Das hat wohl hiermit zu tun: *java.lang.ClassFormatError*



			
				API-Doc hat gesagt.:
			
		

> Thrown when the Java Virtual Machine attempts to read a class file and determines that the file is malformed or otherwise cannot be interpreted as a class file.

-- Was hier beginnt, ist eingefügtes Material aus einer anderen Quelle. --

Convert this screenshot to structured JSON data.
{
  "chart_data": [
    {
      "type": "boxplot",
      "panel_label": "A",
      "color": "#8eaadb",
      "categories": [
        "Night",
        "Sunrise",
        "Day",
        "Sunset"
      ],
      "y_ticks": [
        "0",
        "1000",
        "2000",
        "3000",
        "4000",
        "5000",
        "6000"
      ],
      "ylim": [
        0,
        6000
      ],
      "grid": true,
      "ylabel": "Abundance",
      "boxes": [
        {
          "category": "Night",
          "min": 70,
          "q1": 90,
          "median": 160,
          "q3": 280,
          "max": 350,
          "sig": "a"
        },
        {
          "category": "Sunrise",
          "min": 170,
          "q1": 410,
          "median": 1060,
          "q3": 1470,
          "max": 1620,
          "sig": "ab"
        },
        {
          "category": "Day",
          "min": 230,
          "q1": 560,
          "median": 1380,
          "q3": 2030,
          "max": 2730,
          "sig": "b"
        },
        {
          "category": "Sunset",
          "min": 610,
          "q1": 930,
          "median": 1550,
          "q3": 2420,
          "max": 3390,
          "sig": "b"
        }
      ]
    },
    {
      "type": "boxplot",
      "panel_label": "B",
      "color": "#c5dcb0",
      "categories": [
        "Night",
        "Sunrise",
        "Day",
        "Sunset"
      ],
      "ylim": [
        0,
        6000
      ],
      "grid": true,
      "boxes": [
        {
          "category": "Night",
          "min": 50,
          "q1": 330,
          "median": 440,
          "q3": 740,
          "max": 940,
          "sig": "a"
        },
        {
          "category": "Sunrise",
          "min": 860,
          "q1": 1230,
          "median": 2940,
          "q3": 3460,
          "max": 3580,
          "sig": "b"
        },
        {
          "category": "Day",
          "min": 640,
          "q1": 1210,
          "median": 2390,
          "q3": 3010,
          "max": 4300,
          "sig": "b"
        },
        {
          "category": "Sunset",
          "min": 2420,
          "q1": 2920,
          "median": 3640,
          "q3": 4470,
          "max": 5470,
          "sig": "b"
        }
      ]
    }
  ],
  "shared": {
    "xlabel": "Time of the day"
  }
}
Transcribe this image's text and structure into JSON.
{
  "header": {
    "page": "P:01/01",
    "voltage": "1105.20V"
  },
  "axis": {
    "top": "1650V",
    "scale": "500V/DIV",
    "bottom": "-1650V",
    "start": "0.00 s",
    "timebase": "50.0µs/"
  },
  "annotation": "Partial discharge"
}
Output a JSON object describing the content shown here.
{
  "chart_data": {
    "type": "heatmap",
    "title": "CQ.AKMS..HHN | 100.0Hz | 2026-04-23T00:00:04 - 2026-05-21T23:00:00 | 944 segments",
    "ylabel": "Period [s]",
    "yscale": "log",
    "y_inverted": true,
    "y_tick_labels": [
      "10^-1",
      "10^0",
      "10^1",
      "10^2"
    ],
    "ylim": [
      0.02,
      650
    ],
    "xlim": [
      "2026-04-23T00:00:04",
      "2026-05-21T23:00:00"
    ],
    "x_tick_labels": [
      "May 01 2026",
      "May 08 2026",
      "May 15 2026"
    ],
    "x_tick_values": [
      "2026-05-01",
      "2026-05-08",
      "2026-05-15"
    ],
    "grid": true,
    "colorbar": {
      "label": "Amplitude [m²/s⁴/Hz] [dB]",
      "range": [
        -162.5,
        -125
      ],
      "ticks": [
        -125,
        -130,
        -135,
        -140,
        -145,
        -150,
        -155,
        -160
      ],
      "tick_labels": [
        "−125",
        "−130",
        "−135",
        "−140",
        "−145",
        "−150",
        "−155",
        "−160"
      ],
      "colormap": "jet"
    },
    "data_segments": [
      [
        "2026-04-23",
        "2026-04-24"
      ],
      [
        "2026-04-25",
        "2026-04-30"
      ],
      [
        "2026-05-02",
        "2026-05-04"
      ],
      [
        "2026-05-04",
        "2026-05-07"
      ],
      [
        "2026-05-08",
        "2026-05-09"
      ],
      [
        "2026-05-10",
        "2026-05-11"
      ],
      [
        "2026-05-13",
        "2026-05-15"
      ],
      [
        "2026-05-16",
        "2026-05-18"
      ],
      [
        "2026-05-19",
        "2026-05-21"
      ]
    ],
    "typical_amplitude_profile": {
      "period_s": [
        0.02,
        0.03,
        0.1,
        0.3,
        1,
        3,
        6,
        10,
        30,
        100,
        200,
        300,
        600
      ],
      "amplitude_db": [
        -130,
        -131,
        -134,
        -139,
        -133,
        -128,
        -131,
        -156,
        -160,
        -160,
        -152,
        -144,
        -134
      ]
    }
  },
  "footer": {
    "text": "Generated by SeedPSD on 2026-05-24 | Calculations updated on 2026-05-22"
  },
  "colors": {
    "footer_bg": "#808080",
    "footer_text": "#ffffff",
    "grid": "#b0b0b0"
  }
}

Übersetzt klingt das immer so hart...: Wird geworfen, wenn die VM versucht eine class-Datei zu lesen und dabei feststellt, dass die Datei missgebildet oder nicht als class-Datei interpretiert werden kann.


----------



## Wildcard (25. Jan 2009)

Das hört sich ja fast so an als sei durch den Absturz eine jar Datei zerstört worden  ???:L .
Lad es dir nochmal runter und überschreib die alte Installation, deine Daten bleiben dabei erhalten.


----------



## Spacerat (25. Jan 2009)

Gut... das ist zwar die Holzhammer-Methode, aber geht wohl am schnellsten. Hab' mir sowas schon gedacht, obgleich ich gerade nicht mal mit irgendwelchen Dateien hantiert habe. War lediglich ein erster Gehversuch mit so 'nem ShutDownHook. Steckt wohl doch mehr dahinter als das instanzieren eines einfachen Threads. Ich hoffe das passiert nicht all zu oft.

Naja... Danke für den Tip.

mfg Spacerat


----------